Side by side we advanced and examined the place. The grass was smouldering, the ground still hot. The circle of burned earth was a foot to a foot and a half in diameter. It looked like an ordinary picnic fireplace. I bent down cautiously to look, but in a second I sprang back with an involuntary cry of alarm, for, as the doctor stamped on the ashes to prevent them spreading, a sound of hissing rose from the spot as though he had kicked a living creature. This hissing was faintly audible in the air. It moved past us, away towards the thicker portion of the wood in the direction of our field, and in a second Dr. Silence had left the fire and started in pursuit.
And then began the most extraordinary hunt of invisibility I can ever conceive.
He went fast even at the beginning, and, of course, it was perfectly obvious that he was following something. To judge by the poise of his head he kept his eyes steadily at a certain level–just above the height of a man–and the consequence was he stumbled a good deal over the roughness of the ground. The hissing sound had stopped. There was no sound of any kind, and what he saw to follow was utterly beyond me.
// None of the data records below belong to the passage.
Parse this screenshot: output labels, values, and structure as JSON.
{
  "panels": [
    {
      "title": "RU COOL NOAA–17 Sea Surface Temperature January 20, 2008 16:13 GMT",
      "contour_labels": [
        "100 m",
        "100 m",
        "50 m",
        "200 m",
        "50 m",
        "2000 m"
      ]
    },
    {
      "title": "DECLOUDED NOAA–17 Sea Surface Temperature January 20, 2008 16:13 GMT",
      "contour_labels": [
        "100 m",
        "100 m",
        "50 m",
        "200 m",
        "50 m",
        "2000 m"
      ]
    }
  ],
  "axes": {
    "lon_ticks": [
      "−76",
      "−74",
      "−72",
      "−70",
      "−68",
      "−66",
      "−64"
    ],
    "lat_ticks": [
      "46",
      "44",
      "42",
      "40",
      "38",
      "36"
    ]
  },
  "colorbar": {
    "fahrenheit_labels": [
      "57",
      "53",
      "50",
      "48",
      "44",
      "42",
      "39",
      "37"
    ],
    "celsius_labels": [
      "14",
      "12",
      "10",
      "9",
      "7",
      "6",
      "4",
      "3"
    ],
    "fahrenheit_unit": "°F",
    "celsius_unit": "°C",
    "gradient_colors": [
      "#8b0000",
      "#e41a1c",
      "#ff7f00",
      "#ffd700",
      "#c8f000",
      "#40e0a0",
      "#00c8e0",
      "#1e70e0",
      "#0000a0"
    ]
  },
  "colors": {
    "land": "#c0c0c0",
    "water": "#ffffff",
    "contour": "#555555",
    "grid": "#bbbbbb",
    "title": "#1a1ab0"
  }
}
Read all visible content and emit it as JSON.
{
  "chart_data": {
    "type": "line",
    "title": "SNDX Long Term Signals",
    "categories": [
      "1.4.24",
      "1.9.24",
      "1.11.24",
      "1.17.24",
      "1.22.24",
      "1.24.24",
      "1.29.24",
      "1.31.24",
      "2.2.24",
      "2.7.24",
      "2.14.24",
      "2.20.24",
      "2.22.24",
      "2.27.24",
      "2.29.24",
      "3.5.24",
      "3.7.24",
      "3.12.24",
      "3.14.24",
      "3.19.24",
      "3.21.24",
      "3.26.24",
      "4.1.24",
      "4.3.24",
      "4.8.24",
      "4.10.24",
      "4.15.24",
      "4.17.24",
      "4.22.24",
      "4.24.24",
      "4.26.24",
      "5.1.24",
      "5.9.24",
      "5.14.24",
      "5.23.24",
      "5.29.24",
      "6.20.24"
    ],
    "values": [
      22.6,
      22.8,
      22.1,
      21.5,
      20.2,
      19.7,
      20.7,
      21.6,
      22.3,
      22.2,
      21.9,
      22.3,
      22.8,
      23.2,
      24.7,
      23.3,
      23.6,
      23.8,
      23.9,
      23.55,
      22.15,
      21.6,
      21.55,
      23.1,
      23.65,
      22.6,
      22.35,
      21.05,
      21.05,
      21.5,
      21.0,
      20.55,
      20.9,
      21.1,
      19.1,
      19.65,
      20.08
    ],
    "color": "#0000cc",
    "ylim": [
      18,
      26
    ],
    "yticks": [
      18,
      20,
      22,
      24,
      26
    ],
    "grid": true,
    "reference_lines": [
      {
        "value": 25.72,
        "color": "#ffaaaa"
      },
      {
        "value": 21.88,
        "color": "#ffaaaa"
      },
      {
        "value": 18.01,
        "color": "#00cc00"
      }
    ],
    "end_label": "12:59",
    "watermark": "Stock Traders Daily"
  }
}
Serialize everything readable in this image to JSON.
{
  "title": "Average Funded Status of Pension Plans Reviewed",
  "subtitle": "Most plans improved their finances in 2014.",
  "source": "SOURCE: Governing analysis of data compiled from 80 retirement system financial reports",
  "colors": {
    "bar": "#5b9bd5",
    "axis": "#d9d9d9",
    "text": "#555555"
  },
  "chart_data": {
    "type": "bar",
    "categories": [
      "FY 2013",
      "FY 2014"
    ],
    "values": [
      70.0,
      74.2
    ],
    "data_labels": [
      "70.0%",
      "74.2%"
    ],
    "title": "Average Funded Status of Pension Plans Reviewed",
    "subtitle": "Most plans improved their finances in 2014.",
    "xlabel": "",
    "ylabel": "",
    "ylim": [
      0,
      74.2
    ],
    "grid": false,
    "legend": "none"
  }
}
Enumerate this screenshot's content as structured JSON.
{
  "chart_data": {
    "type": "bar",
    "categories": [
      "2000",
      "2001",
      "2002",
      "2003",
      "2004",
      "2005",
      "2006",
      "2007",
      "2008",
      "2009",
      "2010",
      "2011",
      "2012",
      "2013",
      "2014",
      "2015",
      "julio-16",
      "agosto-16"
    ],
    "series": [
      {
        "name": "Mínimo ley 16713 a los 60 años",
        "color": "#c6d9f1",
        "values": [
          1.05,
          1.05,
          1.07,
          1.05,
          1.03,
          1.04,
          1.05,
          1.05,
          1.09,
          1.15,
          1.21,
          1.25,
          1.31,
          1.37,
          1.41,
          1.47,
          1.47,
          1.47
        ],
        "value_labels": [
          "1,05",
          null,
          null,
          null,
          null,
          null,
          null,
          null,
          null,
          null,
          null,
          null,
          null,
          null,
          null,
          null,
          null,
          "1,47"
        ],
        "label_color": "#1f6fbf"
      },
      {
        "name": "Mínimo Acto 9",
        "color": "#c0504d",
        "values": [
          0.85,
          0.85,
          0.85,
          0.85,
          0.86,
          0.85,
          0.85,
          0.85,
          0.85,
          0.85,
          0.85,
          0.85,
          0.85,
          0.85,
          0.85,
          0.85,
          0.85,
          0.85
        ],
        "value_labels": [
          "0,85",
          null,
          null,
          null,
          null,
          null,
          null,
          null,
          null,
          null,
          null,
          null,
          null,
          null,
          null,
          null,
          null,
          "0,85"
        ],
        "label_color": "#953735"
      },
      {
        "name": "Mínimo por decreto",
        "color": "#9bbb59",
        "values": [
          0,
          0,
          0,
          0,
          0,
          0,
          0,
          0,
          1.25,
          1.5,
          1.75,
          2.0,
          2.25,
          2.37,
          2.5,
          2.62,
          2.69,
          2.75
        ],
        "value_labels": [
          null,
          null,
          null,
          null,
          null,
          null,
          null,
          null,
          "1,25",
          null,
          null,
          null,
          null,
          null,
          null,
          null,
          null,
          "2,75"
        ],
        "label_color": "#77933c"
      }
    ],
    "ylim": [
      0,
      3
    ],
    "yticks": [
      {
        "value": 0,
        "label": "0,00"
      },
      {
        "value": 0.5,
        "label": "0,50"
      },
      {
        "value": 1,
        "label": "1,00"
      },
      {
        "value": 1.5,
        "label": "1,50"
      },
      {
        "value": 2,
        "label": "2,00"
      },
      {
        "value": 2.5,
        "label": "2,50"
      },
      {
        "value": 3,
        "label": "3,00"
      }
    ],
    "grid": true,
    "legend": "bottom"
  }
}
I only know, that in mortal dread of being left behind, and with a biting curiosity to see whatever there was to be seen, I followed as quickly as I could, and even then barely succeeded in keeping up with him.
And, as we went, the whole mad jumble of the Colonel’s stories ran through my brain, touching a sense of frightened laughter that was only held in check by the sight of this earnest, hurrying figure before me. For John Silence at work inspired me with a kind of awe. He looked so diminutive among these giant twisted trees, while yet I knew that his purpose and his knowledge were so great, and even in hurry he was dignified. The fancy that we were playing some queer, exaggerated game together met the fact that we were two men dancing upon the brink of some possible tragedy, and the mingling of the two emotions in my mind was both grotesque and terrifying.
He never turned in his mad chase, but pushed rapidly on, while I panted after him like a figure in some unreasoning nightmare. And, as I ran, it came upon me that he had been aware all the time, in his quiet, internal way, of many things that he had kept for his own secret consideration; he had been watching, waiting, planning from the very moment we entered the shade of the wood. By some inner, concentrated process of mind, dynamic if not actually magical, he had been in direct contact with the source of the whole adventure, the very essence of the real mystery. And now the forces were moving to a climax. Something was about to happen, something important, something possibly dreadful. Every nerve, every sense, every significant gesture of the plunging figure before me proclaimed the fact just as surely as the skies, the winds, and the face of the earth tell the birds the time to migrate and warn the animals that danger lurks and they must move.